The Convention reserves the application of other conventions entered into by other contracting states, including rules of regional economic integration organizations. For instance, should the European Union adhere to the Convention, the Convention would co-exist with the 1968 Brussels Convention and the 2001 Regulation on jurisdiction and recognition of foreign judgments, both of which also include provisions on choice of court agreements. If, however, one of the parties is domiciled outside the European Union, the Convention would trump these regional instruments even where the chosen court is within the European Union. Both the 1968 Brussels Convention and the 2001 Regulation contain provisions on lis pendens intended to avoid parallel proceedings. These provisions have been interpreted by the European Court of Justice in Gasser to require the court designated in the parties’ choice of court agreement to stay proceedings if another court in a member state has been seized before.
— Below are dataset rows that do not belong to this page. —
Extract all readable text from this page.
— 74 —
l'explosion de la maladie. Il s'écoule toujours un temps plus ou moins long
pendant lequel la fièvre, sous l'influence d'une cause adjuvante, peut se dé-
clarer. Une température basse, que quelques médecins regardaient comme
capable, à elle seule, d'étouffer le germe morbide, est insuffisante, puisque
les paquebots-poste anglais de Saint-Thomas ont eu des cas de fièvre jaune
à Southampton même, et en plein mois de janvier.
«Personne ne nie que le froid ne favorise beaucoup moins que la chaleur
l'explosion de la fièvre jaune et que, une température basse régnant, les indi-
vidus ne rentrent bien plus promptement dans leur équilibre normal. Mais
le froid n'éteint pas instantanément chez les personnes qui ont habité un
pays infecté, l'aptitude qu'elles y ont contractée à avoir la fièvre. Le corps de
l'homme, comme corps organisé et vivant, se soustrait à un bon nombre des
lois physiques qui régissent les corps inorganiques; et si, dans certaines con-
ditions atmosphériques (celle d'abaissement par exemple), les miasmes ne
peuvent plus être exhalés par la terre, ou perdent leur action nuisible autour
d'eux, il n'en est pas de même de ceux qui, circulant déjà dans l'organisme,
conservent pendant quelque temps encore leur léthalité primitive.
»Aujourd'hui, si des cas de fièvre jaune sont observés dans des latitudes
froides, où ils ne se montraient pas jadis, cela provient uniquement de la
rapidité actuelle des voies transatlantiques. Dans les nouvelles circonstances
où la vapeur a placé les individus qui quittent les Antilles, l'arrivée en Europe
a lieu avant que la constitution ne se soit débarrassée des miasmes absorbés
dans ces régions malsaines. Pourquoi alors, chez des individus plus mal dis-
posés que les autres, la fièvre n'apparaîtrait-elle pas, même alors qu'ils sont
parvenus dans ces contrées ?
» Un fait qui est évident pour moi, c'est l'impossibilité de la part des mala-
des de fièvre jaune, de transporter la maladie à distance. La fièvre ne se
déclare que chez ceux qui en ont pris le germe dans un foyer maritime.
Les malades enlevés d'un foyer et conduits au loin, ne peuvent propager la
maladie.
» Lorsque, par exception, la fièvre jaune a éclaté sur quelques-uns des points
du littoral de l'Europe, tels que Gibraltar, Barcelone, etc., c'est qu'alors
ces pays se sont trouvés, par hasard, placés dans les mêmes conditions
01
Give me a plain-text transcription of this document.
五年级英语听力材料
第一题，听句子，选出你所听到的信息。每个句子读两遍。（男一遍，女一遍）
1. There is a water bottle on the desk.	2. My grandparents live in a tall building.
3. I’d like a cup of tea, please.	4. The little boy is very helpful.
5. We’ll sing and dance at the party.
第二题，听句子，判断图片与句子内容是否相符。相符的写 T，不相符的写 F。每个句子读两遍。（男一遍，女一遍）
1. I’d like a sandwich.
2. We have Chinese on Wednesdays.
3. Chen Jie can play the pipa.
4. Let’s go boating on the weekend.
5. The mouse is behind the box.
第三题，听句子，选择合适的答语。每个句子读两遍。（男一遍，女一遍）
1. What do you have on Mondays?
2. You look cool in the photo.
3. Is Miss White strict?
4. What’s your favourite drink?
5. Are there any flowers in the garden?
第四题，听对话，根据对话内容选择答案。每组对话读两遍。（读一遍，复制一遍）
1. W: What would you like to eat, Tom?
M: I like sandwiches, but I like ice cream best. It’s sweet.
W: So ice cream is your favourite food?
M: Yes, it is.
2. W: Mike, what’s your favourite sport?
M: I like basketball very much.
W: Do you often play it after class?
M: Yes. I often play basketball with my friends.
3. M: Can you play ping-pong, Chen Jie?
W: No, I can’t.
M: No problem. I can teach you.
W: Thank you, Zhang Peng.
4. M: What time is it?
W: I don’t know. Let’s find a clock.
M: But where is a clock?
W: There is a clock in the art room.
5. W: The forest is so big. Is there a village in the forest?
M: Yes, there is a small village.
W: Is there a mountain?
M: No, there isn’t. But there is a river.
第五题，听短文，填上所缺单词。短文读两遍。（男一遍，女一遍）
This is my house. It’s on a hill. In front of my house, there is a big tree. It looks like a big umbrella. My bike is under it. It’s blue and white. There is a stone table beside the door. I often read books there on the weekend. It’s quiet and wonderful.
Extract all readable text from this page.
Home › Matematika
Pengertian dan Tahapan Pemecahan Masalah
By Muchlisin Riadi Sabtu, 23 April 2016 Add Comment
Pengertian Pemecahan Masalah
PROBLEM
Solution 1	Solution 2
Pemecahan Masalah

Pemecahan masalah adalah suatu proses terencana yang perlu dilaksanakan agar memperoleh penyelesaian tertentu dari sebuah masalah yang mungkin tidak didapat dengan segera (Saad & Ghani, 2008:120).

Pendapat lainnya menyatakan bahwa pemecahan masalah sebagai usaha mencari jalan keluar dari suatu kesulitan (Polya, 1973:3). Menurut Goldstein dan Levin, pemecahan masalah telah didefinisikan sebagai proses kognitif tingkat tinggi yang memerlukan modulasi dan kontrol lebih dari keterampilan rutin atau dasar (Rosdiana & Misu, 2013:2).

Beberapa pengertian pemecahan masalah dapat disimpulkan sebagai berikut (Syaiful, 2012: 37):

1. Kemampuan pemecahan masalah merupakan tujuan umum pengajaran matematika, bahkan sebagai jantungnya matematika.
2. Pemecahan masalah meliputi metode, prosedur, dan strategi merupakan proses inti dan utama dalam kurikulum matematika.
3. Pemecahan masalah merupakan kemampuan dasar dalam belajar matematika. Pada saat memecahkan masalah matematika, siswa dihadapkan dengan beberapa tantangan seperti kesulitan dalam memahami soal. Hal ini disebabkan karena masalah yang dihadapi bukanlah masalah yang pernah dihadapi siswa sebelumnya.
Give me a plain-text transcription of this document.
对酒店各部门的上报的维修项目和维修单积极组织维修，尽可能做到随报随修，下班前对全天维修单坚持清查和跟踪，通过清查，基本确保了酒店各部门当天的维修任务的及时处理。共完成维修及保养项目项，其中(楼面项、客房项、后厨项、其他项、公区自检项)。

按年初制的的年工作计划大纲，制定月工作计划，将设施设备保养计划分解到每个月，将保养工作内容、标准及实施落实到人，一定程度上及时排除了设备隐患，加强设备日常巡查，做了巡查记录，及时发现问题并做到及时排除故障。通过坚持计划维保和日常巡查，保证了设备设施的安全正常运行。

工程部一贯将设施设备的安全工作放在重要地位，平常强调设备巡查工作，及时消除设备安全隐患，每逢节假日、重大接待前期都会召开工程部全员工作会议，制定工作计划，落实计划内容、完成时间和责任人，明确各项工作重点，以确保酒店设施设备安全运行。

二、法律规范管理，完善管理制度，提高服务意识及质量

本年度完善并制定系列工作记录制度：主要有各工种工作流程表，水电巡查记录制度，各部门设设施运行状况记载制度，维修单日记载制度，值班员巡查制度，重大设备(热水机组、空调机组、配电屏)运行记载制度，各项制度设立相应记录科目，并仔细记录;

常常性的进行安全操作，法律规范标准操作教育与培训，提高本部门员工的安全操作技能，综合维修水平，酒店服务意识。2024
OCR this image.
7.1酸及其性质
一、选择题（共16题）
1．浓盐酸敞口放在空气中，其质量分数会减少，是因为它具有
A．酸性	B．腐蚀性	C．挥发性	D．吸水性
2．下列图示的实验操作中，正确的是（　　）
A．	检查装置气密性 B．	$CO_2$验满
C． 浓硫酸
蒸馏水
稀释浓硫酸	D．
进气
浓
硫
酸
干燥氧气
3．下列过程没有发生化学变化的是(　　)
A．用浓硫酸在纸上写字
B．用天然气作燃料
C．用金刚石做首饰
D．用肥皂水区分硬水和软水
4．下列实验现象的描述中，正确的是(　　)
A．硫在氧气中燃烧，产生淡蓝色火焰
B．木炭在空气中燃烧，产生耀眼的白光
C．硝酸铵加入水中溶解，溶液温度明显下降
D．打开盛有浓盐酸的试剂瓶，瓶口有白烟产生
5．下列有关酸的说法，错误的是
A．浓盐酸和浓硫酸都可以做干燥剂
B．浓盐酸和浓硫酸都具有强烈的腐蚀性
The Convention is not in force yet. It will enter into force three months after the deposit of the second instrument of ratification, acceptance, approval or accession. Besides having been signed by the U.S., which still has to ratify it, the Convention was acceded to by Mexico on September 26, 2007. The Convention will apply to exclusive choice of court agreements concluded after its entry into force for the state of the chosen court and to proceedings instituted after its entry into force in the state of the court seized, for instance in the court where enforcement of a judgment will be sought.

The Convention, considered by many as the brainchild of the late Professor Arthur von Mehren, is a much less ambitious instrument than the one he initially envisioned. In 1992, embracing Prof. von Mehren’s ideas, the U.S. proposed to The Hague Conference the adoption of a multilateral convention on foreign judgment recognition and enforcement. The U.S., who was not a party to any multilateral convention on the recognition and enforcement of foreign judgments, was seeking to allow litigants to enforce U.S. judgments abroad. The proposal consisted of a mix of three lists of jurisdictional bases and corresponding recognition and enforcement rules. The first list contained clearly acceptable jurisdictional grounds and required recognition and enforcement of any consecutive judgment. The second list identified unacceptable grounds, excluding the recognition and enforcement of resulting judgments and the third list addressed jurisdictional grounds permitted under national laws, neither requiring nor prohibiting recognition and enforcement of judgments. After negotiations stalled in 2001, members of The Hague Conference envisioned a more modest instrument, similar to the 1958 New York Convention on the recognition and enforcement of international arbitration agreements and the resulting arbitral awards, and ultimately adopted the Convention on June 30, 2005.

After ratification in the U.S., any implementing legislation is likely to preempt inconsistent provisions of the Uniform Foreign Money Judgments Recognition Act, which has been adopted in 32 states, including New York.

Some commentators question whether the Convention will be widely ratified. If, however, the Convention is widely ratified, choice of court agreements and the resulting judgments may benefit in the same way that international arbitration agreements and awards have benefited under the highly successful New York Convention. This would have a significant impact on whether parties in an international business transaction should use arbitration or litigation to resolve their disputes, depending of course on this and a host of other considerations.